2. An end to all the hype (or at least some of it!). All new technology waves go through what Gartner refers to as a Hype Curve; well, more than almost any other technology wave, CM has been through a major hype curve, and, as is always to be expected, huge despondency has followed inevitable disappointment. CM is not magic; it's no silver bullet and it is not a panacea. It is a way of corporate life, and to think it can be conducted as a discrete, isolated activity, or imply enabled through a contact centre, is to miss the overall premise of CM. To summarise, in one sentence: as long as business equates CM with contact centres, and as long as contact centres
are measured in the brevity of calls and the sheer number which can be processed at the lowest cost, they will fail to support the overall goals of CM.
3. Organisations which remember their customers and their interactions and transactions. While technology might not be a panacea, it has made it easily possible for companies to create a corporate memory: to track and remember their customers and learn about them. Relational databases are freely available and very widely deployed; analytical tools are no longer the showstoppers they once were, allowing companies to segment their customer sets so as to make sense of their learnings, and use these learnings to inform outbound activities and campaigns. All that's required of companies is to acquire the will and intent to take the first step and start developing the appropriate infrastructure. Maybe then we can get to a situation where banks won't ask you to fill in a new form when you order a 10th product; hotels won't ask you to fill in an arrival form every time you check in; and all car rental companies will have your details recorded and on hand so you don't have to stand in long queues and fill in reams of forms every time you need a car.
4. Companies which understand that they are required to grow and not erode value in their dealings with customers. All indications based on our local and international research are that companies are destroying customer value and investing in failure, despite trebling their spend on CM over the last three years. There are many reasons for this; we at Knowledge Factory will be exploring these in depth over the next 12 months, an exhilarating voyage of discovery that we believe will unlock some of the secrets for customer management.

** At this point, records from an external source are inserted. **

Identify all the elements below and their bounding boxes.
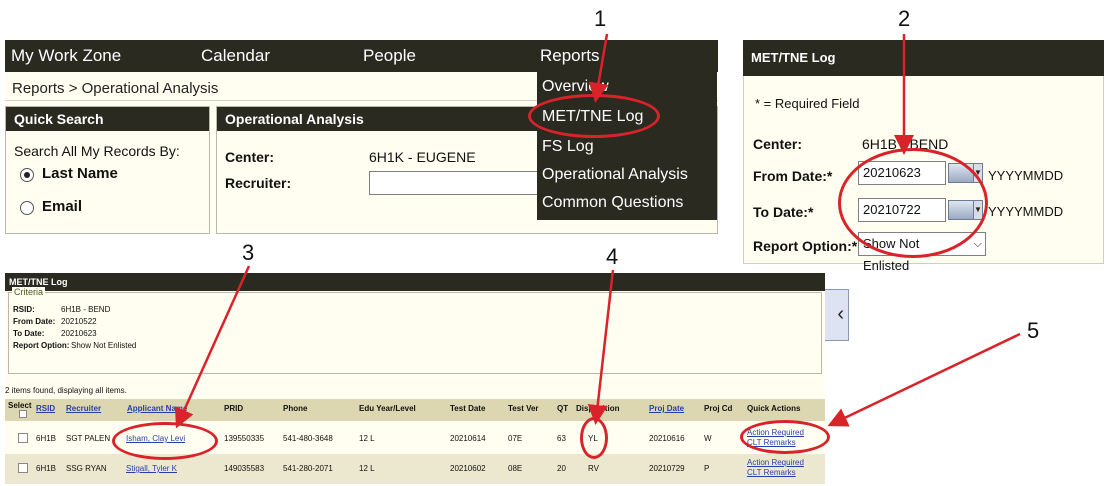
annotation-arrows	[175, 33, 1021, 429]
arrow-to-menu-item	[588, 33, 609, 103]
arrow-to-applicant	[175, 265, 251, 429]
arrow-to-disposition	[587, 269, 615, 425]
arrow-to-quick-actions	[827, 332, 1021, 427]
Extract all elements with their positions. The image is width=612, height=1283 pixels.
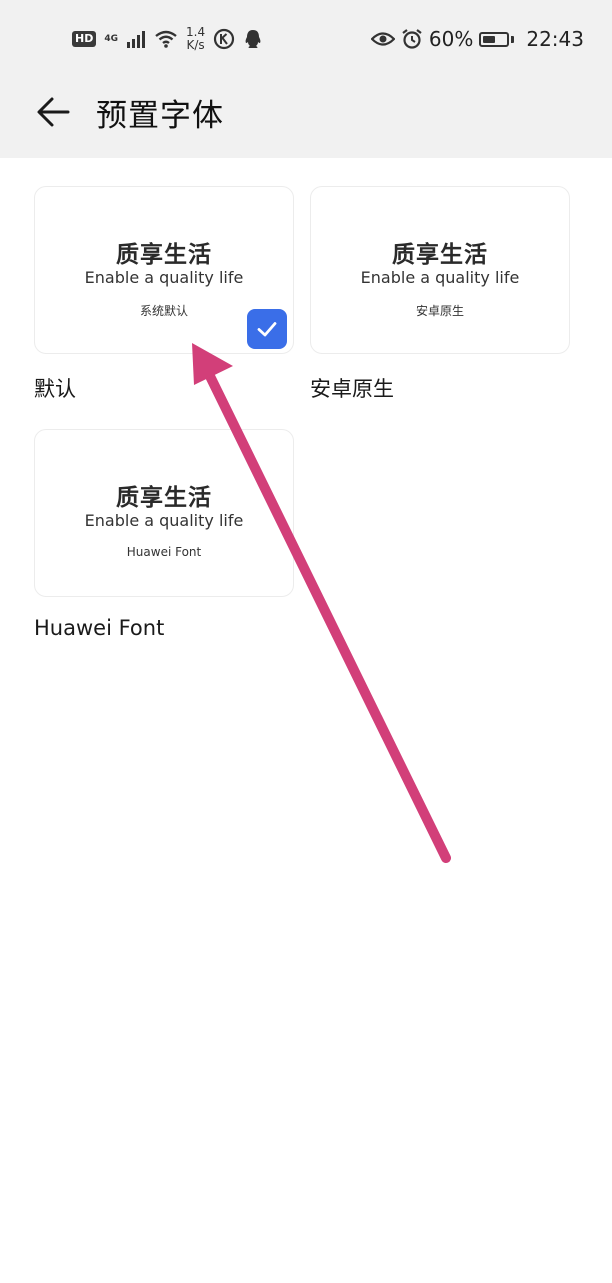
signal-icon — [127, 31, 145, 48]
battery-percent: 60% — [428, 27, 474, 51]
font-preview-title: 质享生活 — [116, 242, 212, 268]
network-speed: 1.4 K/s — [186, 25, 206, 52]
status-bar-left: HD 4G 1.4 K/s — [72, 22, 263, 56]
qq-icon — [245, 30, 261, 48]
wifi-icon — [155, 30, 177, 48]
network-type: 4G — [104, 33, 118, 44]
back-arrow-icon — [37, 97, 70, 127]
back-button[interactable] — [34, 92, 74, 132]
page-title: 预置字体 — [96, 98, 224, 134]
hd-badge: HD — [72, 31, 97, 47]
font-card-huawei-font[interactable]: 质享生活 Enable a quality life Huawei Font — [34, 429, 294, 597]
font-preview-title: 质享生活 — [392, 242, 488, 268]
font-preview-subtitle: Enable a quality life — [84, 511, 244, 530]
font-label-android-native[interactable]: 安卓原生 — [310, 373, 394, 403]
font-preview-name: Huawei Font — [126, 545, 202, 559]
eye-icon — [370, 32, 395, 46]
alarm-icon — [402, 29, 422, 49]
selected-check-badge — [247, 309, 287, 349]
battery-tip — [511, 35, 515, 43]
font-card-default[interactable]: 质享生活 Enable a quality life 系统默认 — [34, 186, 294, 354]
font-card-android-native[interactable]: 质享生活 Enable a quality life 安卓原生 — [310, 186, 570, 354]
app-bar — [0, 78, 612, 158]
status-time: 22:43 — [526, 27, 584, 51]
font-preview-title: 质享生活 — [116, 485, 212, 511]
font-preview-subtitle: Enable a quality life — [360, 268, 520, 287]
font-label-default[interactable]: 默认 — [34, 373, 76, 403]
status-bar-right: 60% 22:43 — [370, 22, 584, 56]
status-bar: HD 4G 1.4 K/s 60% 22:43 — [0, 0, 612, 78]
battery-icon — [479, 31, 510, 47]
k-app-icon — [213, 28, 235, 50]
font-preview-subtitle: Enable a quality life — [84, 268, 244, 287]
checkmark-icon — [257, 322, 277, 337]
battery-fill — [483, 35, 495, 43]
font-preview-name: 安卓原生 — [415, 304, 464, 318]
font-label-huawei-font[interactable]: Huawei Font — [34, 616, 164, 640]
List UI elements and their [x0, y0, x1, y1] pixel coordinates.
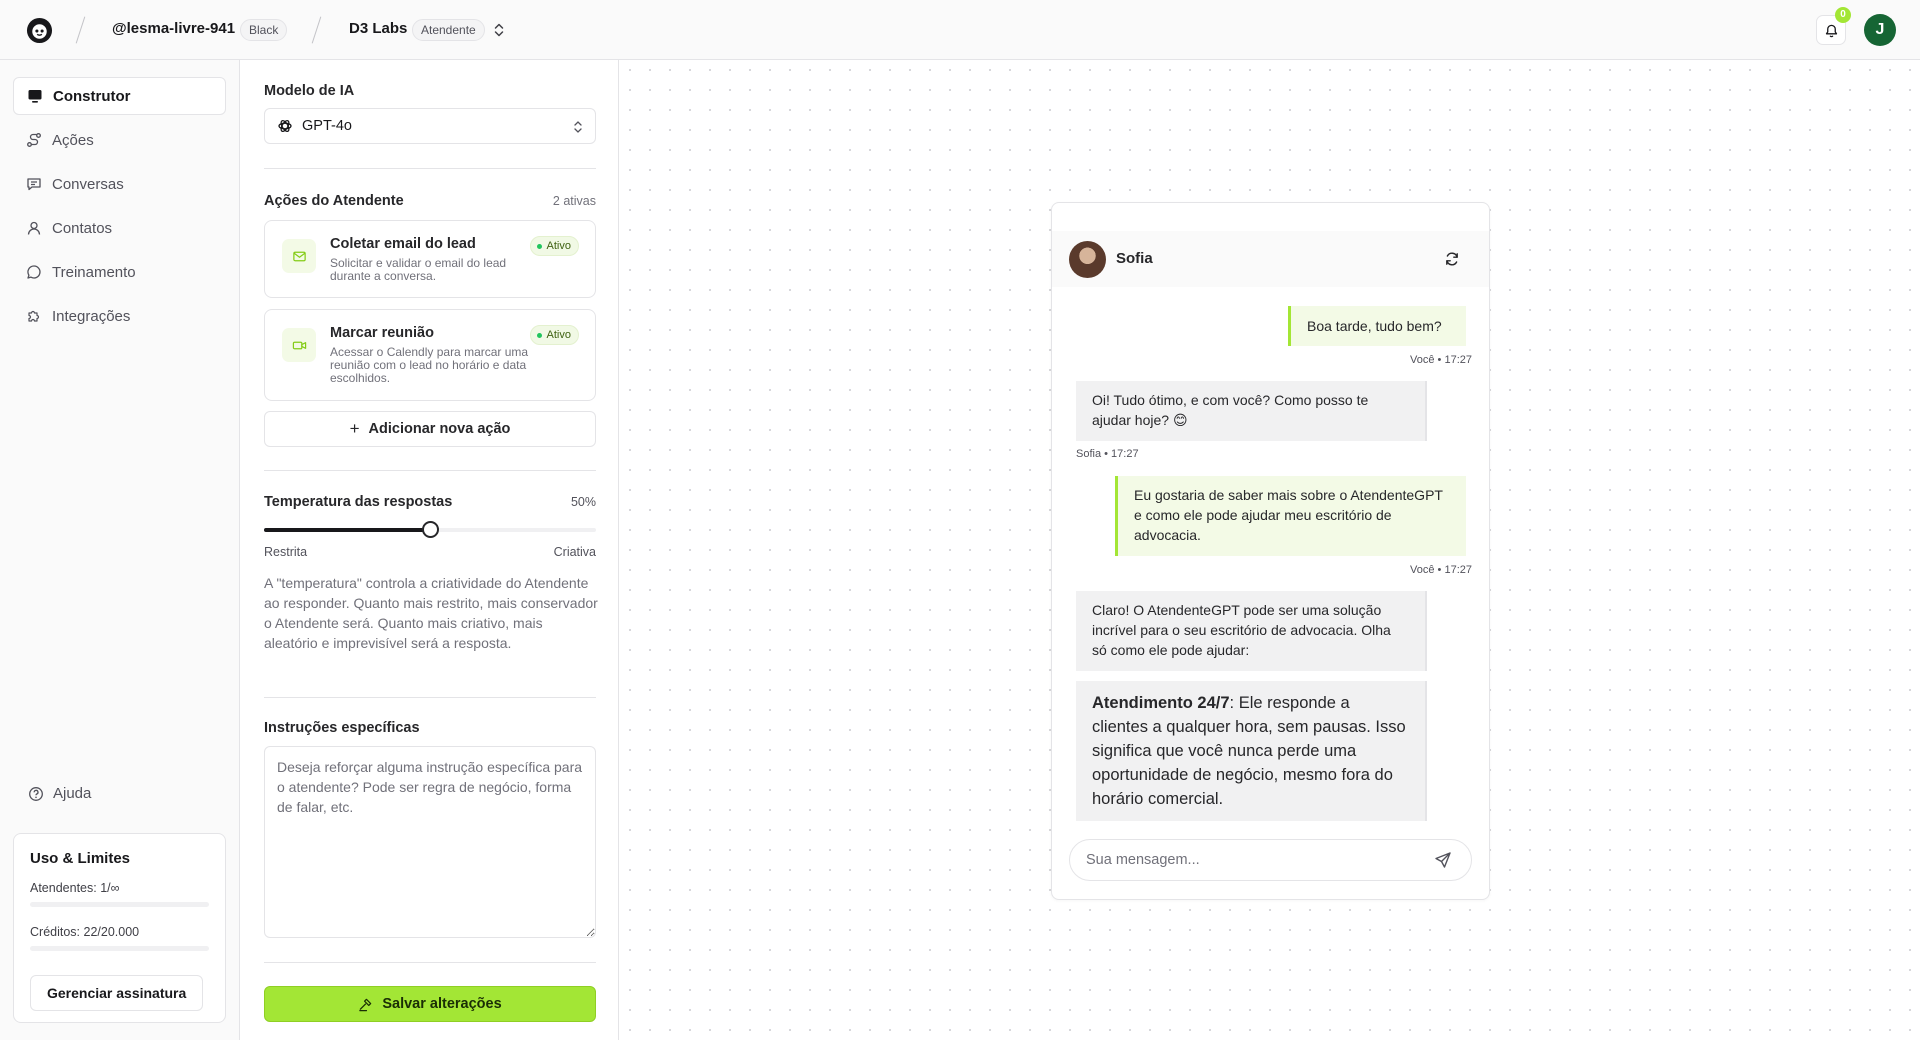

5. Boards which pay more than lip service to customer value-enhancing initiatives. The cycle is predictable: when times are good and cash is relatively easy, the board is inclined to approve CM projects. But, as times get tougher - as they are now - boards are inclined to withdraw support and budget. But how else do you build customer equity?
It's probably - almost certainly - too much to expect that 2003 will fulfil all of these in the next 12 months. But one can wish, and hope that companies which are customer-facing - and which ones aren't? - will begin changing the way in which they engage with and fulfil the requirements of their customers. Apart from anything else, it can surely not have escaped the attention of the boardroom that companies which are truly customer-centric have far healthier bottom lines than those which don't!